Hier der Deutschlandfunkbeitrag zu „Scarlover“, inzwischen der dritte Crews-Roman auf deutsch, weshalb das Christkind nun doch den Verlag Mox & Maritz gesegnet hat. Während es einen Song von Kris Kristofferson im Ohr hatte: „If you don´t like Hank Williams, Baby, you can kiss my ass.“
TÄTOWIERUNG UND ANDERE VERLETZUNGEN
Verletzungen, Wunden, Narben, Tätowierungen, Operationen, Unfälle, Verheiltes und verheilte Verwundungen, die wieder aufbrechen, sei es an Körper oder Seele, darum geht es in Harry Crews‘ Roman „Scarlover“, der auch in der deutschen Ausgabe „Scarlover“ heißt . Weil‘s natürlich besser klingt als „Narbenliebhaber“.
Der Amerikaner Harry Crews, 75, Autor von zwei Dutzend Romanen und einigen anderen Werken, hat als ehemaliger Boxer, Marinesoldat und Dozent für kreatives Schreiben sicher einige Erfahrungen mit Wunden und Narben gemacht.

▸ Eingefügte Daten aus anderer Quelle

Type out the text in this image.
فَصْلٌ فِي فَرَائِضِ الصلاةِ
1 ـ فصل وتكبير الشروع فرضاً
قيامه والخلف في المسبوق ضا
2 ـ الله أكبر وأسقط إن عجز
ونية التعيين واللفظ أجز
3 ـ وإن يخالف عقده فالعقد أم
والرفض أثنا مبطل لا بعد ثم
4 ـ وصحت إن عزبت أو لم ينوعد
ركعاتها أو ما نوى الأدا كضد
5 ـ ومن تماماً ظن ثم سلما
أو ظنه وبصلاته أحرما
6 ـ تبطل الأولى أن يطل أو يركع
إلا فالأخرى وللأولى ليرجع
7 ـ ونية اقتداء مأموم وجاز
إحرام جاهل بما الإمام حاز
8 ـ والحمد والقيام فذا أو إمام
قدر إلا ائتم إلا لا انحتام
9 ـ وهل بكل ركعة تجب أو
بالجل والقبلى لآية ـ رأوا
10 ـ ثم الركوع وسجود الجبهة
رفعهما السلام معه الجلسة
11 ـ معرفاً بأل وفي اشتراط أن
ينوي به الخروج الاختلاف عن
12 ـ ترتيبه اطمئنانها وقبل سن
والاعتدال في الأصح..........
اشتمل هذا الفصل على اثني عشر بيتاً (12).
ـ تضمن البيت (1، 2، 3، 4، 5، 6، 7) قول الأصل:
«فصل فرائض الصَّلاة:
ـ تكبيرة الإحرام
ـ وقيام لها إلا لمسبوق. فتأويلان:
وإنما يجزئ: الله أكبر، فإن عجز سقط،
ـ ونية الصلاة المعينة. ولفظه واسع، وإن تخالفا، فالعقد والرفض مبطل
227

Seine Sicht ist abgeklärt: „Alle Narben strahlen so eine gewisse Schönheit aus“, sagte er einmal, „denn eine Narbe bedeutet, dass der Schmerz vorbei ist, die Wunde ist geschlossen und verheilt.“
Die Verletzungen, die das Leben seiner Hauptfigur Pete Butcher zugefügt hat, sind jedoch nur scheinbar verheilt. Als Jugendlicher hat er bei der Arbeit mit einem Spitzhammer unabsichtlich seinen Bruder so schwer verletzt, dass er für immer debil wurde. Und seine Eltern kamen bei einer Autofahrt, die sie nur aufgrund dieses debilen Bruders unternahmen, ums Leben. Mit diesen Lasten hat Pete Butcher sich in eine Kleinstadt in den Sümpfen Floridas zurückgezogen, nachdem er sich nach seiner Zeit als Marinesoldat erfolglos an einem Studium versucht hatte. Ein Gestrandeter, ein Typ mit einem Zimmer in einer Pension. Der in einer Papierfabrik am Bahnhof mit dem Rasta George schuftet, den alle den „versengten Nigger“ nennen, weil sein Rücken von Brandnarben gezeichnet ist.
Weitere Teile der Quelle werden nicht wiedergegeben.